London Cycle-Hire Analytics Platform
Answers one question well: when London's transport is disrupted, how much extra demand lands on the bikes, and where? A 41.4M-journey PySpark backfill unified across five drifting schema eras, a tested dbt star schema, a LightGBM station-level forecast, and a free always-on live layer refreshed daily by GitHub Actions into committed Parquet — no warehouse to keep alive. Headline: strike days run 1.2×–2.6× normal cycling demand.
- Python
- PySpark
- dbt
- DuckDB
- Parquet
- Snowflake
- LightGBM
- MLflow
- Streamlit
- GitHub Actions
The problem
Transport for London publishes every cycle-hire journey since 2012 — roughly 189M trips across 482 files, with schemas that drift wildly between years. Nobody can answer "what does a tube strike actually do to bike demand, per station?" from the raw archive. This platform unifies it into a clean, tested analytical layer and answers exactly that.
What I built
- A Spark-scale backfill — 41.4M journeys (2022–2026) unified across five distinct file schemas (columns renamed, dropped, and re-ordered between eras), with per-file reconciliation proving no rows are silently lost.
- A tested dimensional model — a dbt star schema (
fact_journey,dim_station,dim_date) with 53 data tests, including cross-era station-identity conforming. - Disruption intelligence — a weather-adjusted baseline isolates the strike effect (disruption days run 1.33× median demand, 1.2×–2.6× across events), so ordinary weather is never mistaken for the strike.
- A learned forecast, not just a median — a LightGBM model predicts station-level daily demand and, by predicting with the disruption flag off, supplies a counterfactual "normal" baseline ~21% more accurate than the median it replaces (held-out 2026, tracked in MLflow).
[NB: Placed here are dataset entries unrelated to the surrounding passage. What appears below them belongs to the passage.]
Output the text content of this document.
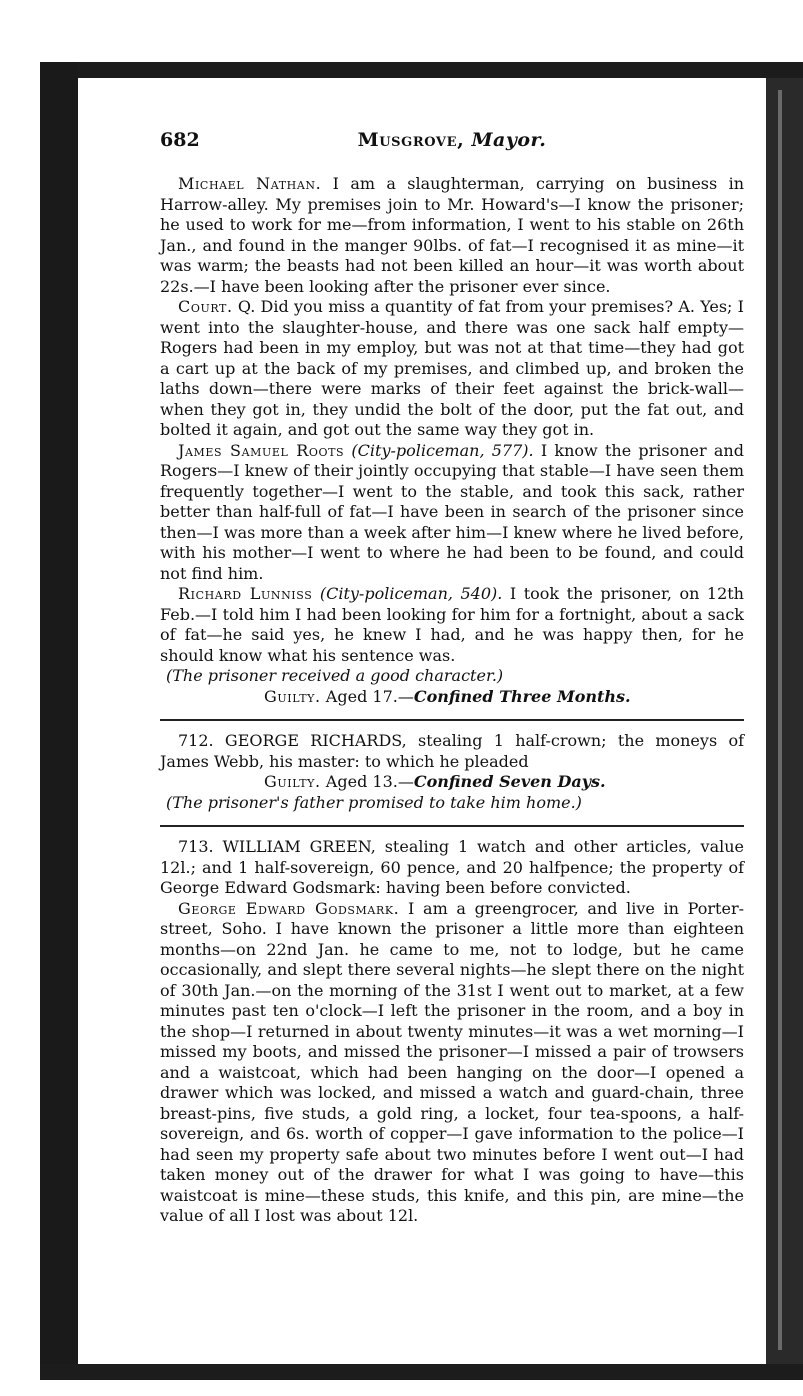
682	Musgrove, Mayor.

Michael Nathan. I am a slaughterman, carrying on business in Harrow-alley. My premises join to Mr. Howard's—I know the prisoner; he used to work for me—from information, I went to his stable on 26th Jan., and found in the manger 90lbs. of fat—I recognised it as mine—it was warm; the beasts had not been killed an hour—it was worth about 22s.—I have been looking after the prisoner ever since.

Court. Q. Did you miss a quantity of fat from your premises? A. Yes; I went into the slaughter-house, and there was one sack half empty—Rogers had been in my employ, but was not at that time—they had got a cart up at the back of my premises, and climbed up, and broken the laths down—there were marks of their feet against the brick-wall—when they got in, they undid the bolt of the door, put the fat out, and bolted it again, and got out the same way they got in.

James Samuel Roots (City-policeman, 577). I know the prisoner and Rogers—I knew of their jointly occupying that stable—I have seen them frequently together—I went to the stable, and took this sack, rather better than half-full of fat—I have been in search of the prisoner since then—I was more than a week after him—I knew where he lived before, with his mother—I went to where he had been to be found, and could not find him.

Richard Lunniss (City-policeman, 540). I took the prisoner, on 12th Feb.—I told him I had been looking for him for a fortnight, about a sack of fat—he said yes, he knew I had, and he was happy then, for he should know what his sentence was.

(The prisoner received a good character.)

Guilty. Aged 17.—Confined Three Months.

712. GEORGE RICHARDS, stealing 1 half-crown; the moneys of James Webb, his master: to which he pleaded

Guilty. Aged 13.—Confined Seven Days.

(The prisoner's father promised to take him home.)

713. WILLIAM GREEN, stealing 1 watch and other articles, value 12l.; and 1 half-sovereign, 60 pence, and 20 halfpence; the property of George Edward Godsmark: having been before convicted.

George Edward Godsmark. I am a greengrocer, and live in Porter-street, Soho. I have known the prisoner a little more than eighteen months—on 22nd Jan. he came to me, not to lodge, but he came occasionally, and slept there several nights—he slept there on the night of 30th Jan.—on the morning of the 31st I went out to market, at a few minutes past ten o'clock—I left the prisoner in the room, and a boy in the shop—I returned in about twenty minutes—it was a wet morning—I missed my boots, and missed the prisoner—I missed a pair of trowsers and a waistcoat, which had been hanging on the door—I opened a drawer which was locked, and missed a watch and guard-chain, three breast-pins, five studs, a gold ring, a locket, four tea-spoons, a half-sovereign, and 6s. worth of copper—I gave information to the police—I had seen my property safe about two minutes before I went out—I had taken money out of the drawer for what I was going to have—this waistcoat is mine—these studs, this knife, and this pin, are mine—the value of all I lost was about 12l.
- A live, durable runtime — a daily GitHub Actions job refreshes line status and dock occupancy into committed Parquet; the app reads it via DuckDB. No warehouse, no server, nothing to keep paying for.
- Ask it in English — an in-app assistant with keyless exact "quick answers" plus an optional bring-your-own-key Claude chat over curated, read-only tools.
The Spark ↔ Python boundary
The right tool for each job, documented as an ADR: Spark for the multi-era historical backfill where schema drift and volume justify it; plain Python for the kilobyte-sized daily API pulls where Spark would be theatre. Knowing when not to use the big tool is the point.
Honest limits
TfL publishes journey data in bulk with a ~1–2 month lag, so the workflow deliberately separates historical quantification from live monitoring — it never claims real-time trip prediction (recorded as an ADR). The live demo runs on Streamlit's free tier and can take ~30s to wake.